Motorway extremes in Italy:

- northernmost: Brenner Pass (A22)
- westernmost: Frejus Tunnel (A32)
- easternmost: A14 terminus near Massafra
- southernmost: A18 terminus near Rosolini


----------



## arctic_carlos (Dec 28, 2007)

Spain:

- North: A-8 near Cudillero
- East: C-31 near Palafrugell
- South: GC-1 near Maspalomas (A-7 near Algeciras in mainland Spain)
- West: TF-1 near Tijoco bajo (AG-11 near Ribeira in mainland Spain)


----------



## CNGL (Jun 10, 2010)

And for roads overall:
North: End of road at Estaca de Bares point
South: End of HI-4 at La Restinga (Mainland: Street in Tarifa)
East: End of Me-3 (Mainland: End of road at Creus cape)
West: End of HI-504 (Mainland: End of road at Touriñan cape)


----------



## g.spinoza (Jul 21, 2010)

g.spinoza said:


> Motorway extremes in Italy:
> 
> - northernmost: Brenner Pass (A22)
> - westernmost: Frejus Tunnel (A32)
> ...


Normal roads:

- Northernmost: SS621 at Casere di Predoi
- westernmost: SP216 past Melezet di Bardonecchia
- easternmost: SP87 near Capo d'Otranto
- southernmost: Via Cala Francese at Lampedusa


----------



## ChrisZwolle (May 7, 2006)

italystf said:


> Starting from yesterday, E8 near Tornio, Finland, is no longer the northernmost motorway in the world, as a motorway (R21) opened to traffic near Murmansk, Russia, around 300km further North (circa 69N). It's also the only motorway in the world located north to the Arctic Cycle.





Verso said:


> ^^ It's not a real motorway though. But it's a 4-lane road, I'm not sure about grade separation.

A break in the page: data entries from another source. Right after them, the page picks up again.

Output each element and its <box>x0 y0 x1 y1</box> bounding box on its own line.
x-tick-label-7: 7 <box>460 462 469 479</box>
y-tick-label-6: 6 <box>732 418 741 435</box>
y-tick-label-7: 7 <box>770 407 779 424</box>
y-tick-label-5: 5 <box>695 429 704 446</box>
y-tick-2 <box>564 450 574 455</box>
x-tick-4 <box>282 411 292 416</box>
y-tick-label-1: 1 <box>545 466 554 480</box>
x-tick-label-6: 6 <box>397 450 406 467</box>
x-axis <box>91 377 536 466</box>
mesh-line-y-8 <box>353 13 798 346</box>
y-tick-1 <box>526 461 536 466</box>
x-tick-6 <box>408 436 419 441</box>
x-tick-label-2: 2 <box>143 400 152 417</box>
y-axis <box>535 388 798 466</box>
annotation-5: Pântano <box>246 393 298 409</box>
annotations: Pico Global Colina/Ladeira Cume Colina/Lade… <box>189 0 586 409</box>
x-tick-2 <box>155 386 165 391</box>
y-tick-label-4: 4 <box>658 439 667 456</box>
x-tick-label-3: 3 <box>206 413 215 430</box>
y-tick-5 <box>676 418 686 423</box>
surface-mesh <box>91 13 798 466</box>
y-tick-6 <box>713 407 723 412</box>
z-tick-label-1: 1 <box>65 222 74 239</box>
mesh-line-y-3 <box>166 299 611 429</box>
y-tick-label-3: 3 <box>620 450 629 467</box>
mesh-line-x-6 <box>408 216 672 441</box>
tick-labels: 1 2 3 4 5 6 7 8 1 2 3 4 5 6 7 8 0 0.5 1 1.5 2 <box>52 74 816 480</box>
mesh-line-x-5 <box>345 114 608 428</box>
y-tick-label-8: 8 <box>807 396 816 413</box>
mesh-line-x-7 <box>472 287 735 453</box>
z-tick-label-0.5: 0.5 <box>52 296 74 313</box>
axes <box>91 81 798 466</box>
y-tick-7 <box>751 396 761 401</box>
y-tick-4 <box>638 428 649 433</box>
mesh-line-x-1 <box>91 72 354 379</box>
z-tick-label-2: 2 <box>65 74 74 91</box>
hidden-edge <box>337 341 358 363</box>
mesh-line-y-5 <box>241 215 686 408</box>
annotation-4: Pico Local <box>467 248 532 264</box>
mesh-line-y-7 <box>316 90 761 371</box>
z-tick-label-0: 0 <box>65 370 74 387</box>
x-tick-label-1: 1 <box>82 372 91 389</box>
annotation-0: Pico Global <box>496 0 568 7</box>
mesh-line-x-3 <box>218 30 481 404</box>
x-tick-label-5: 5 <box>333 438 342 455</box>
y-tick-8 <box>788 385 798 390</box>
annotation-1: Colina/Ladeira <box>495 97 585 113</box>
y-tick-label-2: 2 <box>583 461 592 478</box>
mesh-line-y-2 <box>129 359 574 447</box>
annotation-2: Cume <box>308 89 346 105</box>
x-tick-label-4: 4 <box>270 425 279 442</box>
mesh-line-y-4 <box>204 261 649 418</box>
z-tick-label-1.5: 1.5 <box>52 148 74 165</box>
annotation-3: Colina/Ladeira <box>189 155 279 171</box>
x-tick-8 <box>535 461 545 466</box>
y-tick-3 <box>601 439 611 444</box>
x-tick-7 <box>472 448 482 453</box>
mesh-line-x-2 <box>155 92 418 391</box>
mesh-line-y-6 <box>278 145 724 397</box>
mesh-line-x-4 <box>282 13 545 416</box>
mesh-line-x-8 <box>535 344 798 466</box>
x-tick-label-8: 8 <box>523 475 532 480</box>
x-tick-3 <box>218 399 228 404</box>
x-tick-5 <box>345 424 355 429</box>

Valtatie 29 to Tornio is still the northernmost road with actual motorway status. Finland also has a more northern controlled-access dual carriageway; valtatie 4 through Rovaniemi. 

R21 around Murmansk does appears to be a controlled-access highway, but it does not appear to have legal motorway status.


----------



## CNGL (Jun 10, 2010)

The Northernmost paved road in the World is the road to Svalbard airport near Longyearbyen.
The Southernmost paved road in the World is the road to Ushuaia airport. Although Y-905 road in Navarino Island, Chile is further South, it's not paved. But it still appears to be the Southernmost all-weather road.
There is a road in Taveuni Island, Fiji that crosses the 180º meridian. It is definitely paved East of it (i.e. in the 'Extreme West', making it the Westernmost paved road in the World for sure), but I don't know if the pavement reaches the opposite to the 'Berbegal meridian'.


----------